After this thrust, satisfied and calm, she seemed to go to sleep.
The master remained motionless, lying on his back with his head resting on his arms and his eyes wide open, seeing in the darkness a host of red spots that spread out in ceaseless rotation, forming floating, fiery rings. His wrath had set his nerves on edge; the final thrust made sleep impossible. He felt restless, wide-awake after this cruel shock to his pride. He thought that in his bed, close to him, he had his worst enemy. He hated that frail form that he could touch with the slightest movement, as if it contained the rancor of all the adversaries he had met in life.
Old! Contemptible! Inferior to those young bloods that swarmed around the Alberca woman; he, a man known all over Europe, and in whose presence all the young ladies that painted fans and water-colors of birds and flowers, grew pale with emotion, looking at him with worshiping eyes!
"I will soon show you, you poor woman," he thought, while a cruel laugh shook silently in the darkness. "You'll soon see whether glory means anything and people find me as old as you believe."
With boyish joy, he recalled the twilight scene, the kiss on the countess's hand, her gentle abandon, that mingling of resistance and pleasure which opened the way for him to go farther. He enjoyed these memories with a relish of vengeance.
Afterwards, his body, as he moved, touched Josephina, who seemed to be asleep, and he felt a sort of repugnance as if he had rubbed against a hostile creature.

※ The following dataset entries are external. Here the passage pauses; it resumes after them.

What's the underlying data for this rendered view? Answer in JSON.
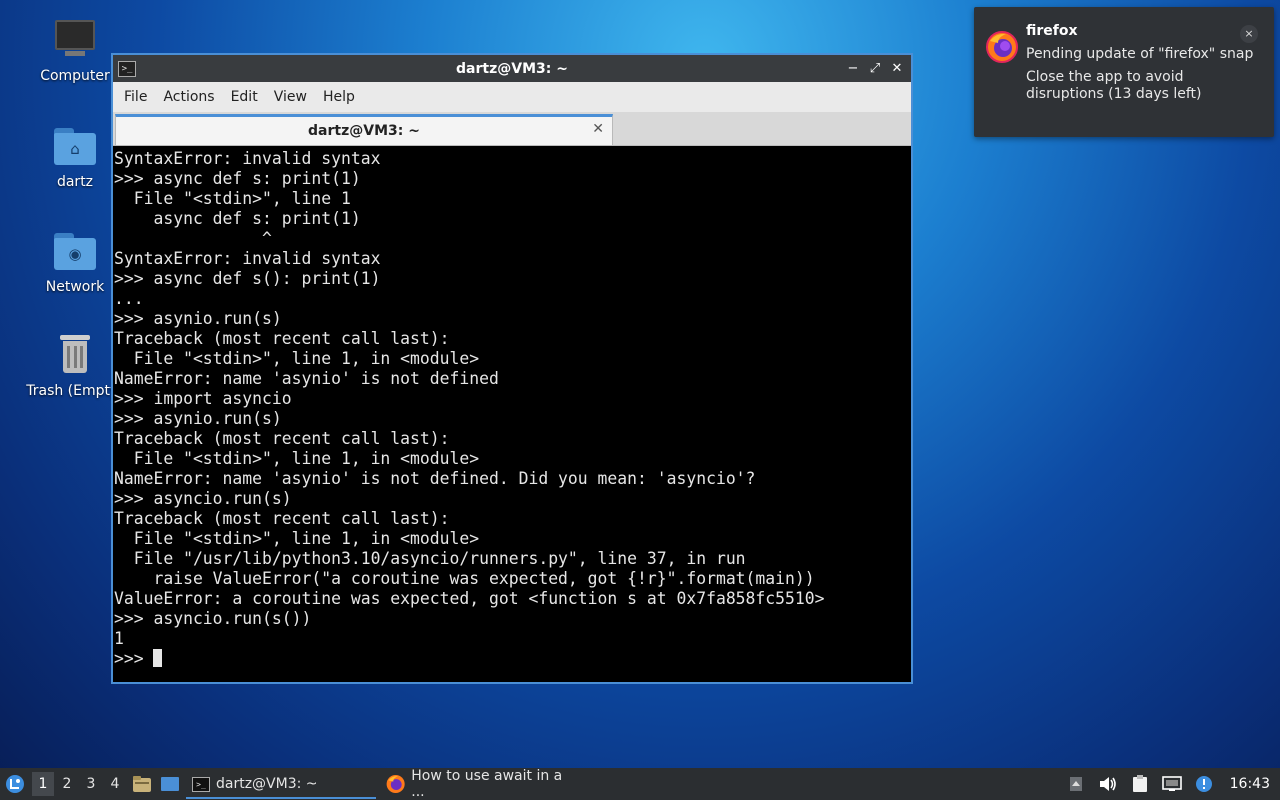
{
  "desktop": {
    "icons": [
      {
        "label": "Computer"
      },
      {
        "label": "dartz"
      },
      {
        "label": "Network"
      },
      {
        "label": "Trash (Empty)"
      }
    ]
  },
  "window": {
    "title": "dartz@VM3: ~",
    "menu": [
      "File",
      "Actions",
      "Edit",
      "View",
      "Help"
    ],
    "tab_label": "dartz@VM3: ~",
    "controls": {
      "minimize": "−",
      "maximize": "⤢",
      "close": "✕"
    }
  },
  "terminal": {
    "lines": [
      "SyntaxError: invalid syntax",
      ">>> async def s: print(1)",
      "  File \"<stdin>\", line 1",
      "    async def s: print(1)",
      "               ^",
      "SyntaxError: invalid syntax",
      ">>> async def s(): print(1)",
      "...",
      ">>> asynio.run(s)",
      "Traceback (most recent call last):",
      "  File \"<stdin>\", line 1, in <module>",
      "NameError: name 'asynio' is not defined",
      ">>> import asyncio",
      ">>> asynio.run(s)",
      "Traceback (most recent call last):",
      "  File \"<stdin>\", line 1, in <module>",
      "NameError: name 'asynio' is not defined. Did you mean: 'asyncio'?",
      ">>> asyncio.run(s)",
      "Traceback (most recent call last):",
      "  File \"<stdin>\", line 1, in <module>",
      "  File \"/usr/lib/python3.10/asyncio/runners.py\", line 37, in run",
      "    raise ValueError(\"a coroutine was expected, got {!r}\".format(main))",
      "ValueError: a coroutine was expected, got <function s at 0x7fa858fc5510>",
      ">>> asyncio.run(s())",
      "1"
    ],
    "prompt": ">>> "
  },
  "notification": {
    "title": "firefox",
    "line1": "Pending update of \"firefox\" snap",
    "line2": "Close the app to avoid disruptions (13 days left)",
    "close": "×"
  },
  "taskbar": {
    "workspaces": [
      "1",
      "2",
      "3",
      "4"
    ],
    "tasks": [
      {
        "label": "dartz@VM3: ~"
      },
      {
        "label": "How to use await in a ..."
      }
    ],
    "clock": "16:43"
  },
  "colors": {
    "accent": "#4a8fd6",
    "terminal_bg": "#000000",
    "terminal_fg": "#e6e6e6",
    "panel_bg": "#2b2e31"
  }
}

She was his enemy; she had distorted and ruined his life as an artist, she had saddened his life as a man. Now he believed that he might have produced the most remarkable works, if he had not known that little woman who crushed him with her weight. Her silent censure, her prying eyes, that narrow, petty morality of a well-educated girl, blocked his course and made him turn out of his way. Her fits of temper, her nervous attacks, made him lose his bearings, belittling him, robbing him of his strength for work. Must he always live like this? The thought of the long years before him filled him with horror, the long road that life offered him, monotonous, dusty, rough, without a shadow or a resting place, a painful journey lacking enthusiasm and ardor, pulling at the chain of duty, at the end of which dragged the enemy, always fretful, always unjust, with the selfish cruelty of disease, spying on him with searching eyes in the hours when his mind was off its guard, while he slept, violating his secrecy, forcing his immobility, robbing him of his most intimate ideas, only to parade them before his eyes later with the insolence of a successful thief. And that was what his life was to be! God! No, it was better to die.
Then in the black recesses of his brain there rose, like a blue spark of infernal gleam, a thought, a desire, that made a chill of terror and surprise run over his body.
"If she would only die!"
Why not? Always ill, always sad, she seemed to darken his mind with the wings that beat ominously. He had a right to liberty, to break the chain, because he was the stronger. He had spent his life in the struggle for glory, and glory was a delusion, if it brought only cold respect from his fellows, if it could not be exchanged for something more positive. Many years of intense existence were left; he could still exult in a host of pleasures, he could still live, like some artists whom he admired, intoxicated with worldly joys, working in mad freedom.